I would say to anyone wanting to become any kind of helper, no matter what their title, is helpers must love and listen.
This is manifest over and over in interactions with so-called consumers, clients, people in trouble, at risk, in transition, recovery, well and not so well. Folks like you and me trying to find their way.
Each of us is whole and complete and able within ourselves, capable of finding solutions within ourselves, finding a way to navigate our troubled waters, Though the solutions we are within us, sometimes we need help. We often use “helpers,” but we are never truly helpless.
Why Helpers Must Love
Seeking and giving help engenders respect, dignifies those you might serve. They are not their circumstances, troubles or infirmity. A helping relationship enhances the power and greatness of both the helped and the helper. It says love is the way to be with this person who may be struggling or lost.
Helpers must love and listen for their clients’/peers’ love and power, speak to this from the love within you. After 40 years in the game, this is my way to help, and have miracles happen.
Love is more than what I see and believe, more than my judgments or personal biases, values, or any B.S. story I might have made up about them. Love and respect for who they and I truly are and what we have been endowed with.

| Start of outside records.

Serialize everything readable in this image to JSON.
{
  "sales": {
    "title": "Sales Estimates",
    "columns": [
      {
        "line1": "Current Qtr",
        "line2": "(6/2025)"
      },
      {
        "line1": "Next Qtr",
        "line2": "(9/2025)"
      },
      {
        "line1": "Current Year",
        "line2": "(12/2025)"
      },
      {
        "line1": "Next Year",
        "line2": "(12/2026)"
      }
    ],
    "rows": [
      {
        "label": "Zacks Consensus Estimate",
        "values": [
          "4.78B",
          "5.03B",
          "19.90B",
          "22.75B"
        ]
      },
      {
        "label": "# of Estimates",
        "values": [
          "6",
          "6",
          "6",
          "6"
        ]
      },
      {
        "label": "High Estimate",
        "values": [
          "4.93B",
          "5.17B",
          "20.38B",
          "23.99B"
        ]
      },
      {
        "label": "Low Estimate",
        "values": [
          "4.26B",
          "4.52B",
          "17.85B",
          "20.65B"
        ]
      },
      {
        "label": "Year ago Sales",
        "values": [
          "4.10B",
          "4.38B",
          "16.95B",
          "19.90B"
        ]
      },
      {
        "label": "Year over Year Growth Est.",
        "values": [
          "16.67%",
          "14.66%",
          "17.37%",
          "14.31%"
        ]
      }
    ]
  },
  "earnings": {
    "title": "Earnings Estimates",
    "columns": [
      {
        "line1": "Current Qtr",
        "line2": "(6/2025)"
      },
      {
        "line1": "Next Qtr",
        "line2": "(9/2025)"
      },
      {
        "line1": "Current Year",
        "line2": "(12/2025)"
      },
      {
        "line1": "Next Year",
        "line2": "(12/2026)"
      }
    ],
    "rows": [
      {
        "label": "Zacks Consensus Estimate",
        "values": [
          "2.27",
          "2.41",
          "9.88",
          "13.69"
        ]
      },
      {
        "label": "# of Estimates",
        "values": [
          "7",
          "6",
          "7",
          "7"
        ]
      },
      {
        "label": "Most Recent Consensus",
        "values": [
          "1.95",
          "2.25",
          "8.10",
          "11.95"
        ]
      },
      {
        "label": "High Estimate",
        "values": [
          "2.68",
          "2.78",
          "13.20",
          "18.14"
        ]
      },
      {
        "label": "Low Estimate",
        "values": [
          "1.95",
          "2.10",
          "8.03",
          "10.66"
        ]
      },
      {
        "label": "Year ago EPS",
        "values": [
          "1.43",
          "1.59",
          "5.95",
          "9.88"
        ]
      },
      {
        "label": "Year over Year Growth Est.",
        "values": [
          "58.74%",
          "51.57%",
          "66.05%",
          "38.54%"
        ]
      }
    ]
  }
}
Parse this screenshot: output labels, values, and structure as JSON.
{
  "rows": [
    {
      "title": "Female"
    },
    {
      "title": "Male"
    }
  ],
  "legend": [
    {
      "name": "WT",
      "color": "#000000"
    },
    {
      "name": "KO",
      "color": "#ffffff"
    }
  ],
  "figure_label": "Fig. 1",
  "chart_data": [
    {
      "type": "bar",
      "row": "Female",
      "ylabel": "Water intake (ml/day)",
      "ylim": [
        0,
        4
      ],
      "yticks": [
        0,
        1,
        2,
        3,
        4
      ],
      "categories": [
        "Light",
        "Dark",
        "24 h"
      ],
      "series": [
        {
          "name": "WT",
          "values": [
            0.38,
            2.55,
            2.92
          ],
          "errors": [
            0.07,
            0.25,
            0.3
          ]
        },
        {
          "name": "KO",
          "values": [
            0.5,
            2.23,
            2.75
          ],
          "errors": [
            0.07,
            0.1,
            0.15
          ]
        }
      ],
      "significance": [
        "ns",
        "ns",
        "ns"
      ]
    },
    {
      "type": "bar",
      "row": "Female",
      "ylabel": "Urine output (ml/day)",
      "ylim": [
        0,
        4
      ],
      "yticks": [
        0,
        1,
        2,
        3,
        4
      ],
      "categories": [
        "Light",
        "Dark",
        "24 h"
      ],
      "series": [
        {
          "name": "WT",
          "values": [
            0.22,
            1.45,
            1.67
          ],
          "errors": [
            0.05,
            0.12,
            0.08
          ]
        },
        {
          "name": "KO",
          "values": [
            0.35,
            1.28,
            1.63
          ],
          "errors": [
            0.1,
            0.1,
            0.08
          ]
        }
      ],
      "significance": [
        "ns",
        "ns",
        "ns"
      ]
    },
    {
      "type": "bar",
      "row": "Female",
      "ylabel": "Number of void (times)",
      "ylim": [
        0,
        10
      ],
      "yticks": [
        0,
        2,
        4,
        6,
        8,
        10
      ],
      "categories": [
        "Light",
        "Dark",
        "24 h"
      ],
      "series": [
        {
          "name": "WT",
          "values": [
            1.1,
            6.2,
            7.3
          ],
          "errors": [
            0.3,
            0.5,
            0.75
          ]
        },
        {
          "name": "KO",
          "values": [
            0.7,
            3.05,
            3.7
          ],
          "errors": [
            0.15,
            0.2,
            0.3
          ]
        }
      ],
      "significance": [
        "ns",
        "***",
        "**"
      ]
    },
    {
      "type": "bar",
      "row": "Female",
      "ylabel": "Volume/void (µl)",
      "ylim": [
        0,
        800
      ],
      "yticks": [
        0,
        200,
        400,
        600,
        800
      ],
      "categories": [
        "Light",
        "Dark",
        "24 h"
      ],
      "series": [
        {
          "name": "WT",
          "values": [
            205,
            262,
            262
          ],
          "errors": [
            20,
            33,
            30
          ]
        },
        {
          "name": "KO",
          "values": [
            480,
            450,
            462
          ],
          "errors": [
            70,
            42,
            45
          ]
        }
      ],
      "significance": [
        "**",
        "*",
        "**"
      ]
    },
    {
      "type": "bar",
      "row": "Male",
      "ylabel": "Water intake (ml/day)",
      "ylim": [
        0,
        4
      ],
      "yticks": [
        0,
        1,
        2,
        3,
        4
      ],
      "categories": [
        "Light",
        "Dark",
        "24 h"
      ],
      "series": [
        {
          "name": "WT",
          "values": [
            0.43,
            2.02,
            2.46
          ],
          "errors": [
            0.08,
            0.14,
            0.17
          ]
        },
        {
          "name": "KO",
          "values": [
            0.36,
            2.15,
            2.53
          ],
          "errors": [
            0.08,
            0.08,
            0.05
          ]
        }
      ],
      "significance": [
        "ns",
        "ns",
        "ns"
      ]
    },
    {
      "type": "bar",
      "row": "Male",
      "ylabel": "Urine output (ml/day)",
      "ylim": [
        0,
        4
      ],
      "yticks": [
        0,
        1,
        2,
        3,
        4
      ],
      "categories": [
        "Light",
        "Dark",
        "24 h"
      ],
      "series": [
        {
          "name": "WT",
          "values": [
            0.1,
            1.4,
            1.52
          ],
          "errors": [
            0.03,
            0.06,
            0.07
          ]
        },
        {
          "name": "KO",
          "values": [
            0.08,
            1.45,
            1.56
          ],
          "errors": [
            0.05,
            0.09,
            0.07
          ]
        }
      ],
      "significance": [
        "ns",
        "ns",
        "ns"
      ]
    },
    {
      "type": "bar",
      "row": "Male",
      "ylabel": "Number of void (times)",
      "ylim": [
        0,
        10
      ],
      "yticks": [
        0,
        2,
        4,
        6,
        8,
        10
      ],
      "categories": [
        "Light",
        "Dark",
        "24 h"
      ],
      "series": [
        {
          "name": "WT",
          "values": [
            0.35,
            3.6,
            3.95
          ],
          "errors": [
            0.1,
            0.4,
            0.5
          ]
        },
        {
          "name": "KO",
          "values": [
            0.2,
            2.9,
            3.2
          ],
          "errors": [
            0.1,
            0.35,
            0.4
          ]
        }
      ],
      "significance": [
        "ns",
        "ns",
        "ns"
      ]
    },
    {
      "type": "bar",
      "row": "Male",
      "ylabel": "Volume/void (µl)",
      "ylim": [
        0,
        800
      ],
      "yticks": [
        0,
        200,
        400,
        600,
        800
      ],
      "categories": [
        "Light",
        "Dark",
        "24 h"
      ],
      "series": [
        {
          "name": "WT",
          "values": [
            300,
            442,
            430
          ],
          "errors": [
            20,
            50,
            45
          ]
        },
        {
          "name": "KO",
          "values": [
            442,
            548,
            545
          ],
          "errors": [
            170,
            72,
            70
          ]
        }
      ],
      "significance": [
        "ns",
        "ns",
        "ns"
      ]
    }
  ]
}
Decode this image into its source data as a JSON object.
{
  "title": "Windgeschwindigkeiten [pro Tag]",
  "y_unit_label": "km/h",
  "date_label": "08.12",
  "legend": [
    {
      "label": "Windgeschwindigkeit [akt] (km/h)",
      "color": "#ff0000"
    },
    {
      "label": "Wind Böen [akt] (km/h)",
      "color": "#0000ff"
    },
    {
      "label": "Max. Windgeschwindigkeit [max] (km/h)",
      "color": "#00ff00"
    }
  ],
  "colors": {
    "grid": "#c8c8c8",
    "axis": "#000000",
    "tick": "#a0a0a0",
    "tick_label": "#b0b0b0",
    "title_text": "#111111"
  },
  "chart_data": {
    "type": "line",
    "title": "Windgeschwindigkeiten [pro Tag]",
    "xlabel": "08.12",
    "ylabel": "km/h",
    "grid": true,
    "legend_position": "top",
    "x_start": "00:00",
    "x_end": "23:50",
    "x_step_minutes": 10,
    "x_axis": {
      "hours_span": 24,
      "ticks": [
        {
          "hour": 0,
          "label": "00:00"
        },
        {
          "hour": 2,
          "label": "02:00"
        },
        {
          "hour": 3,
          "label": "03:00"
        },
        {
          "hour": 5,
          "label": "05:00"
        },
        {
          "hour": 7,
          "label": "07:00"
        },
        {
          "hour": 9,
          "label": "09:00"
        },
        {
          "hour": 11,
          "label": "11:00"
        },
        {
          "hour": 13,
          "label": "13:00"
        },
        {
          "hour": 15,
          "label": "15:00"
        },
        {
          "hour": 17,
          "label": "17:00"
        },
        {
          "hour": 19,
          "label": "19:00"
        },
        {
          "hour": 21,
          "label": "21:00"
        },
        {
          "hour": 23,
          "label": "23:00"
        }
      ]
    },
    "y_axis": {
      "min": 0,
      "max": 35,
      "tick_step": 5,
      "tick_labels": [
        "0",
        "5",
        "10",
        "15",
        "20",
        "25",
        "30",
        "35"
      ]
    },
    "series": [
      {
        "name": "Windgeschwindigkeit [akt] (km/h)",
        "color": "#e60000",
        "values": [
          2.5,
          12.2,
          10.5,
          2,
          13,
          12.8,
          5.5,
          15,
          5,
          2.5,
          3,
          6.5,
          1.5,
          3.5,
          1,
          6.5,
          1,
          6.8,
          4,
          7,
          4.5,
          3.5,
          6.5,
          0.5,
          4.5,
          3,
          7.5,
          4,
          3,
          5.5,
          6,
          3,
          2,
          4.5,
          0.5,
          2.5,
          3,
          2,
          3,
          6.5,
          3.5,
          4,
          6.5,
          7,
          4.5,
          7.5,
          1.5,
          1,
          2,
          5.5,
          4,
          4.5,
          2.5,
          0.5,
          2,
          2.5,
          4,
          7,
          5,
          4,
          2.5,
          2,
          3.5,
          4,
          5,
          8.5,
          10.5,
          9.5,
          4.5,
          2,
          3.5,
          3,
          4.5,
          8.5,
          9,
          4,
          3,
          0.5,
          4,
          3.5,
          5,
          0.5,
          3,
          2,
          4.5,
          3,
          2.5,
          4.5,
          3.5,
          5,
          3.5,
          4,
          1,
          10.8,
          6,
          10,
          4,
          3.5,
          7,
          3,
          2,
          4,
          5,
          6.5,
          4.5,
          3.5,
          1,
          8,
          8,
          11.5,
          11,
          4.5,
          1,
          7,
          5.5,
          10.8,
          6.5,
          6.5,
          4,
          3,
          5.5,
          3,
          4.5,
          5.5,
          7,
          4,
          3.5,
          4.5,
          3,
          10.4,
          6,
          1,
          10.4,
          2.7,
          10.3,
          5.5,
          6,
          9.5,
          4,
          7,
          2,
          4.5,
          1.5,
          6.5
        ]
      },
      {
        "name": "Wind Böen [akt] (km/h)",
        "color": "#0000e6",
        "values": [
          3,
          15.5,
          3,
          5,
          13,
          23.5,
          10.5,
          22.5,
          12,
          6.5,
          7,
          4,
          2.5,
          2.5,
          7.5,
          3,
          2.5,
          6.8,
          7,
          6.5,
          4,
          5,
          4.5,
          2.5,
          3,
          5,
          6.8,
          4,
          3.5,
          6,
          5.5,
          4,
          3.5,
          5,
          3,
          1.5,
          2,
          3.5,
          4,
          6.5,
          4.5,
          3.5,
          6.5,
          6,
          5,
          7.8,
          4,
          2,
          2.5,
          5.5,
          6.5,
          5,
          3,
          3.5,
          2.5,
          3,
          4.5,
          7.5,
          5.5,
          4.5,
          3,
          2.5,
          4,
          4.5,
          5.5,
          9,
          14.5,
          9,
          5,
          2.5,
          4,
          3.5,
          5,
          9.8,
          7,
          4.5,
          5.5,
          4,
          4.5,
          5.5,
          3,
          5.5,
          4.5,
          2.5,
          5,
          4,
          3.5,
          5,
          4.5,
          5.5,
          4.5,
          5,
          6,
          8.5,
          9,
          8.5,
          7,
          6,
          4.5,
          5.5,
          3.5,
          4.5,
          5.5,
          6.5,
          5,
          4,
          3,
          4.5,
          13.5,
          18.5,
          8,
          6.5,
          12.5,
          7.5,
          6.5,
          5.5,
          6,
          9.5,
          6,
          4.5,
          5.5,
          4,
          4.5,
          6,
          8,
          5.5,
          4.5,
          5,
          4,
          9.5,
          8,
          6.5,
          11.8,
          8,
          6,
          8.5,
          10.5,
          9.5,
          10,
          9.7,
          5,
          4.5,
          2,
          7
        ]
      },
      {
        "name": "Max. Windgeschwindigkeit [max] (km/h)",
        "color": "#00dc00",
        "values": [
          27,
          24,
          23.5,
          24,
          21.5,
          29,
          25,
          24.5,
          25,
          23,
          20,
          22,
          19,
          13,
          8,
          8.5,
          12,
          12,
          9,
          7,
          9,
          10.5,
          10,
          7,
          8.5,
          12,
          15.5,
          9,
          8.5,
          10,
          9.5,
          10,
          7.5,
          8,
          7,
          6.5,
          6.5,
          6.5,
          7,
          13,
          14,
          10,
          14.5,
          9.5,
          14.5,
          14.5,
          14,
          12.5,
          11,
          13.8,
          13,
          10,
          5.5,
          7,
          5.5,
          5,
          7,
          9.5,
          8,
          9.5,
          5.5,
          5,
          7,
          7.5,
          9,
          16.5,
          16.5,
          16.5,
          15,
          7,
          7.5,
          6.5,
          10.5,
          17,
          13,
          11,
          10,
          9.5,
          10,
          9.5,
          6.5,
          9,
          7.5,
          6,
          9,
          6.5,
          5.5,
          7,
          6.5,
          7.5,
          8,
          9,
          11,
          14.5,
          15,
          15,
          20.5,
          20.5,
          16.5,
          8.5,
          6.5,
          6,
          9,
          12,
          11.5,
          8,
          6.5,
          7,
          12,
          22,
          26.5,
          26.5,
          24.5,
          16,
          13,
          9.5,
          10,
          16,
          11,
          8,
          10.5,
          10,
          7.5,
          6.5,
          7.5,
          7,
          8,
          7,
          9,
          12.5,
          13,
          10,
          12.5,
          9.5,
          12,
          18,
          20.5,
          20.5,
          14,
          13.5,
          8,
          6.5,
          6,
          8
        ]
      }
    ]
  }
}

Help Without Love Can Do Harm
Science, religion, and human nature can get in the way. Sitting in a drop-in center next to a filthy man, reeking of urine and alcohol, sullen and surly, it is easy to judge, to assume they need your “help.”
This kind of judgment gives us a system of institutionalized, authoritarian co-dependency, where problems and people are managed, budgeted, marginalized, and commercialized, but all too seldom loved or respected or seen as capable people, able to solve their own problems.
I try to hold everyone in the highest regard. For me this is the starting place, the most useful thing I can share from 40 years farther along in this helping thing.
Here’s the miracle of it: once you are able to be this way with people, no matter what their circumstances, you become the space from which love and healing will and must emerge. Start there, and all the angst will take care of itself. — all book learning, theories, experience and resources aside.
When I hear the word consumer, I hear “hero,” or “heroine.” When I hear illness, I hear new and great possibility. When I think of helping, I know I will be learning and growing — serving.
Does knowing helpers must love, not judge, change how you will treat people?